New Orleans Teachers Get Justice, but Schools Still Under Attack
by Administrator
After Hurricane Katrina washed over New Orleans, many survivors had virtually nothing left to lose. But the city's teachers were then hit by the storm’s ripple effect: the loss of thousands of jobs in the tattered school system. Recently, a civil district court ruled that the state had effectively robbed thousands of school employees of funds that were supposed to help tide them over as the city recovered.

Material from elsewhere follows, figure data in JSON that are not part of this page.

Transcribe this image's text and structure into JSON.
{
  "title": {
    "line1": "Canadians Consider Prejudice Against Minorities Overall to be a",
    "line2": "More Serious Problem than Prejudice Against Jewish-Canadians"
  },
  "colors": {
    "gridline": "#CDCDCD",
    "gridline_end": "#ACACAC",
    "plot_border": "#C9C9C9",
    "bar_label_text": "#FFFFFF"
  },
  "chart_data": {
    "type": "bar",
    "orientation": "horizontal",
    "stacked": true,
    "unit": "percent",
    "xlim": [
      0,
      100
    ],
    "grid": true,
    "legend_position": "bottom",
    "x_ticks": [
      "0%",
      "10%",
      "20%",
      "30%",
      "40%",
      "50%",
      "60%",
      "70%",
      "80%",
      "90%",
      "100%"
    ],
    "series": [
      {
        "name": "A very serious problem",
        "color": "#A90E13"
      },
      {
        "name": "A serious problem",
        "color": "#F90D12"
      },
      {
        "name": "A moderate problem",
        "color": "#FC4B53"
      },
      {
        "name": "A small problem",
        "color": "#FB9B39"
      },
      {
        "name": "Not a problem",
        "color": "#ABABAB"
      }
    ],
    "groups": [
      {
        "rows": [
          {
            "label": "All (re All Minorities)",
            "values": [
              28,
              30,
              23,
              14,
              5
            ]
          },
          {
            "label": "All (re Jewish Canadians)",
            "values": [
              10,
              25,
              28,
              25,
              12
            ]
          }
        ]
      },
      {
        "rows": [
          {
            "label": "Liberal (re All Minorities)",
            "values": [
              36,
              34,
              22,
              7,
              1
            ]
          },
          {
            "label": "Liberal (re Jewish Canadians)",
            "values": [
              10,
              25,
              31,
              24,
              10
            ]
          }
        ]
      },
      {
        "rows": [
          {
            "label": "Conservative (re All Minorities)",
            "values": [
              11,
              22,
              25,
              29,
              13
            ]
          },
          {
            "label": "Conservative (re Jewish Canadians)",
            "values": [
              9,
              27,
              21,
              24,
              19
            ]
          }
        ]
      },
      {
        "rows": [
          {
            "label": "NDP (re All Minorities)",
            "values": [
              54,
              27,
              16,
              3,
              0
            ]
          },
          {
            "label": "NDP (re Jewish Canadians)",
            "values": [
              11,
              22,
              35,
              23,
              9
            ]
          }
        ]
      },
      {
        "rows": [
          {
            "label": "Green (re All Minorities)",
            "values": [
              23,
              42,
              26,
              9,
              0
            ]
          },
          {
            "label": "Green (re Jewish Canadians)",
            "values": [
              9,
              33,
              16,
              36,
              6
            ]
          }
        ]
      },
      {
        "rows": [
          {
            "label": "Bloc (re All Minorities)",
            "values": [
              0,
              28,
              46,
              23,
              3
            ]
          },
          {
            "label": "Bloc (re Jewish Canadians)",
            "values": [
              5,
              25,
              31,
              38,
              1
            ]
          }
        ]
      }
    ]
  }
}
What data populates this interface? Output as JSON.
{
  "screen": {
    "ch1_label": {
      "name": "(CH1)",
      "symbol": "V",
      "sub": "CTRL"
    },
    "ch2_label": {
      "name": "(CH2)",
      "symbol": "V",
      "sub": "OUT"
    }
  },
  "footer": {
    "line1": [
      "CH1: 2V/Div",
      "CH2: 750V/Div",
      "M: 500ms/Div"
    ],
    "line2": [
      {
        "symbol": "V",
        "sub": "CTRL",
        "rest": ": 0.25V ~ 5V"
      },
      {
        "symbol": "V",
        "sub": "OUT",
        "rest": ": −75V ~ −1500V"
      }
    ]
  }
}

After Katrina, the New York Times reports, most New Orleans schools were taken over by the state’s Recovery School District, which absorbed a stream of federal aid while the local school board was left impoverished:
In December 2005, the local school board, with few schools and little money in its control, passed a resolution firing 7,500 school employees, who at that time had been on “disaster leave without pay,” an employment status that Judge Julien found in her decision to be “fictional.” She concluded that the state was liable for rendering the local board unable to fulfill its contractual obligations to its workers.
The ruling could lead to major payments to teachers whose careers and wages were upended by the purge. But aside from recompense for “disaster leave,” New Orleans public schools will remain adrift in a flood of drastic reforms. After Katrina, the city became an incubator for non-unionized charter schools and “experimental” restructuring plans.
But rather than “saving” New Orleans schools from failure, the overhaul has aggravated divides between black and white, wealthy and poor, by pushing schools to operate more like corporations.